In the case of Caracas, the Metro underground service closes, so hundreds of thousands of people who use it daily rise to the surface and the collapse is more visible.
In a country where there are few products for consumption, and those that are available are very expensive for most, losing a kilo of meat for lack of refrigeration is cause for concern.
There are numerous complaints from people throughout Venezuela who claim to have lost food that broke down after several days without electricity.
– Financial mobility
With the blackouts the banking entities close, the ATMs are inoperative, the datáfonos generally collapse and without Internet access the online banking also paralyzes.

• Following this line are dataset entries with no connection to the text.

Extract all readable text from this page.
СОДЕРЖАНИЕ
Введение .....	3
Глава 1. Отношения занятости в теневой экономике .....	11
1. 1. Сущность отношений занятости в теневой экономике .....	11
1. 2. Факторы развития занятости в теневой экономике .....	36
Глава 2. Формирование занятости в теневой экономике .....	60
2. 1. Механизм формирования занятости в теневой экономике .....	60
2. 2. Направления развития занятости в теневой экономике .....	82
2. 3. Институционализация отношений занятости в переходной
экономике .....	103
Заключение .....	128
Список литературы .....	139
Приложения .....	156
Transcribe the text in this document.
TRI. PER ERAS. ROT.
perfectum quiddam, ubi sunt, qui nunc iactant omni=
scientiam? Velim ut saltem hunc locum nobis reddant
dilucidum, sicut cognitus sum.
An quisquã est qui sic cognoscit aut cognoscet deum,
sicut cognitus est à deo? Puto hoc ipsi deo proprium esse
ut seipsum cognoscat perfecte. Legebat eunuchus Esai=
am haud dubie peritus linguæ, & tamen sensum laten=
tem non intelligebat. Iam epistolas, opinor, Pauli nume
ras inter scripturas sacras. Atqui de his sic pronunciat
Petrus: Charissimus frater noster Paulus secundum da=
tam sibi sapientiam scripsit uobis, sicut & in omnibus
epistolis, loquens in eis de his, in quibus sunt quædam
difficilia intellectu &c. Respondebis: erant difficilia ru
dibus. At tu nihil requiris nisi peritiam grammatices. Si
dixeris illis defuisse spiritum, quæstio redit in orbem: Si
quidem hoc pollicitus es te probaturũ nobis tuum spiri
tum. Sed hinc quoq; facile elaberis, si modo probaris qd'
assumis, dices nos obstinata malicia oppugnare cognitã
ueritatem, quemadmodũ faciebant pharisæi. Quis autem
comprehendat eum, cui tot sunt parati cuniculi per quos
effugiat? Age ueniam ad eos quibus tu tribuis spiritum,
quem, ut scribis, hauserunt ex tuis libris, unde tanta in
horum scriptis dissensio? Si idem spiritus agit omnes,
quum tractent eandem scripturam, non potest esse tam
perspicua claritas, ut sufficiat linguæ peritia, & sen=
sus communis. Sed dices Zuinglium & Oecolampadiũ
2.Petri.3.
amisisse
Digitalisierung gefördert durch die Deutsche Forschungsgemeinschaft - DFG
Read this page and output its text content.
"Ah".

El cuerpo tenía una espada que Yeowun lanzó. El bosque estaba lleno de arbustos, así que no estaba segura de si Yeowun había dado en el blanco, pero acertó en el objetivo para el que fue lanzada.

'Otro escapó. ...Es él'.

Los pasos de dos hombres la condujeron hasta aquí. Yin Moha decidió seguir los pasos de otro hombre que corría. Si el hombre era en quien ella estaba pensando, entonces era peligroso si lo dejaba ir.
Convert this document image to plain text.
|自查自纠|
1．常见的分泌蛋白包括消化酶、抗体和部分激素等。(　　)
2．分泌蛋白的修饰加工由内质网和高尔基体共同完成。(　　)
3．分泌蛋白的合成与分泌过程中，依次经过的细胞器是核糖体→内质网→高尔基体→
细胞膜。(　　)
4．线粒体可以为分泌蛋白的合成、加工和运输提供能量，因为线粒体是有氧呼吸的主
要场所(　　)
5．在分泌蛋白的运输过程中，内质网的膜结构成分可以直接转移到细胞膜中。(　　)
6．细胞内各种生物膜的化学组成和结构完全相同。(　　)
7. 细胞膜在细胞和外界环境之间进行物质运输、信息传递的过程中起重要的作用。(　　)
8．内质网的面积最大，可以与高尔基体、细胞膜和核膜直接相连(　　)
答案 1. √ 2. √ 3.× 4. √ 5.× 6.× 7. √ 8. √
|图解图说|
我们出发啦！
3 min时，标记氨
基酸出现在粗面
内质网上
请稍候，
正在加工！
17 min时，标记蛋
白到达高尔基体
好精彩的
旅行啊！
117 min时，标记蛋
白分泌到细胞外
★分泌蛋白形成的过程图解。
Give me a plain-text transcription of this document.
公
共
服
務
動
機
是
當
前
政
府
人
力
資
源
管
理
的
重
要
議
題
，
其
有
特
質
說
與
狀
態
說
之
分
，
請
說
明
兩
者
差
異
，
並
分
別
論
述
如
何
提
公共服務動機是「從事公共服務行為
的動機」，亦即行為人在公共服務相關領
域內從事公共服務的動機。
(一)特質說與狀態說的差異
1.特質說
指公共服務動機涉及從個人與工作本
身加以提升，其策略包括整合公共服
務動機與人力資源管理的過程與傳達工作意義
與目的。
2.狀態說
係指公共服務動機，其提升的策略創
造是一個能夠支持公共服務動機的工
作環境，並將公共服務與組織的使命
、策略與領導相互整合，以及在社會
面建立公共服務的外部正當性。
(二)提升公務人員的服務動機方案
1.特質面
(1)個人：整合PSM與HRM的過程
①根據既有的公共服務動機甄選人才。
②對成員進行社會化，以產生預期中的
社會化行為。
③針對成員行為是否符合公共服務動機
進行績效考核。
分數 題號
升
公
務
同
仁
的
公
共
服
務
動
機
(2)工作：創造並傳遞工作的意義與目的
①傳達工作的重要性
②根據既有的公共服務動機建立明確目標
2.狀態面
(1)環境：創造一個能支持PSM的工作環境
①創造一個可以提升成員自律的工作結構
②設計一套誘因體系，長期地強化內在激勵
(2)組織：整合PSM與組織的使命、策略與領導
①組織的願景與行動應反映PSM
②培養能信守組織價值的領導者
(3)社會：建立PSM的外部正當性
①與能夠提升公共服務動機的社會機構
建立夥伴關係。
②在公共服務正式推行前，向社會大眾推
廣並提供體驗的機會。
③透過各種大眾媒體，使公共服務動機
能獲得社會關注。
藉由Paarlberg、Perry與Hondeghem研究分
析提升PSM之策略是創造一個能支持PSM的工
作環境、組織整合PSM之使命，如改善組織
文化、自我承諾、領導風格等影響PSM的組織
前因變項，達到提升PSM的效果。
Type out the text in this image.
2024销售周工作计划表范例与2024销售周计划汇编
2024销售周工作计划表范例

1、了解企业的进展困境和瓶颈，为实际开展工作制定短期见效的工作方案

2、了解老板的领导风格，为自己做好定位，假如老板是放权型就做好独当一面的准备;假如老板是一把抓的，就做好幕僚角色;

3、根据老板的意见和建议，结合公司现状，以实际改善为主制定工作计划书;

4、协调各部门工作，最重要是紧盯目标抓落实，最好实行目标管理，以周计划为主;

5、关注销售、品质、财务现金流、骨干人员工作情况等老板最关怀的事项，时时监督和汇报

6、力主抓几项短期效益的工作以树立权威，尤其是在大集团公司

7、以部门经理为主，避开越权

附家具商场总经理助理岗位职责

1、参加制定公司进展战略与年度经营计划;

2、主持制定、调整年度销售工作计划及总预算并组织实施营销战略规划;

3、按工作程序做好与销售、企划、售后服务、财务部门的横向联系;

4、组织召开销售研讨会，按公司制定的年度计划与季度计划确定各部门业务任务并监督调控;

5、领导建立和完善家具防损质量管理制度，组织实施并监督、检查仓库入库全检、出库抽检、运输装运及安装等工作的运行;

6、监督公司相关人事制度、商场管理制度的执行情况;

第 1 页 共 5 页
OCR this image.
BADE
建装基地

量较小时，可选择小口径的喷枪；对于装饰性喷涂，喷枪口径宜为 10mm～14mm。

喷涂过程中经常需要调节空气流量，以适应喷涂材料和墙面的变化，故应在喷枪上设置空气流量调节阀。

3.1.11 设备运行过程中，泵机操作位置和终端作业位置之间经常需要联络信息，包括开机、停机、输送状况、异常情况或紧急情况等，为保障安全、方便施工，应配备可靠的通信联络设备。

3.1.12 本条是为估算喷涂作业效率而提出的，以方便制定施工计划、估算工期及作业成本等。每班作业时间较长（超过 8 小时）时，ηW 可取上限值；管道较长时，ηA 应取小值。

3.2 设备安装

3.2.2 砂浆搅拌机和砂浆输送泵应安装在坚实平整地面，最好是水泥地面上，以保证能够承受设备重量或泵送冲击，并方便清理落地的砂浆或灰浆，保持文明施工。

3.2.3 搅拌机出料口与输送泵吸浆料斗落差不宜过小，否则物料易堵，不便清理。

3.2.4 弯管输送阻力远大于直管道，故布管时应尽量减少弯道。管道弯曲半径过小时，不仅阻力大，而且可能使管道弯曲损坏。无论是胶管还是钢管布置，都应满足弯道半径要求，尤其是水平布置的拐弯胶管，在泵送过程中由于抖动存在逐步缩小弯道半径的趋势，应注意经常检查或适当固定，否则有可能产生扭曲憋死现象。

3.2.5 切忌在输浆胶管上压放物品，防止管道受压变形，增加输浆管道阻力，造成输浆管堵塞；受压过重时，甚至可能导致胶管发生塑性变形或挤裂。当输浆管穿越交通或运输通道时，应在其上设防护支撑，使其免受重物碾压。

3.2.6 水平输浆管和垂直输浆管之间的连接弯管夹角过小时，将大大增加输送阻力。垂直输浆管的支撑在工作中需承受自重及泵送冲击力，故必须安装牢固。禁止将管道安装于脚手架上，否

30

Venezuela has a shortage of physical money for years, so this alternative is discarded and only serves for the few who have some tickets, local or foreign.
Since March 7, the students have stopped receiving classes at least 11 days by the Government's opinion and others due to blackouts in their communities, lack of water, transportation or any other problem of the crisis.
The failures presented by the health system, such as the shortage of medicines, are accentuated by the blackouts, which make medical consultations or elective surgeries stop and affect critical areas such as operating theaters, emergency rooms or care for chronic patients.
Hospitals are especially affected by the lack of water.
Patients who receive care in their homes and therefore are not benefited by government contingency plans must overcome problems such as the dependence on an oxygen machine, which requires electricity for its operation.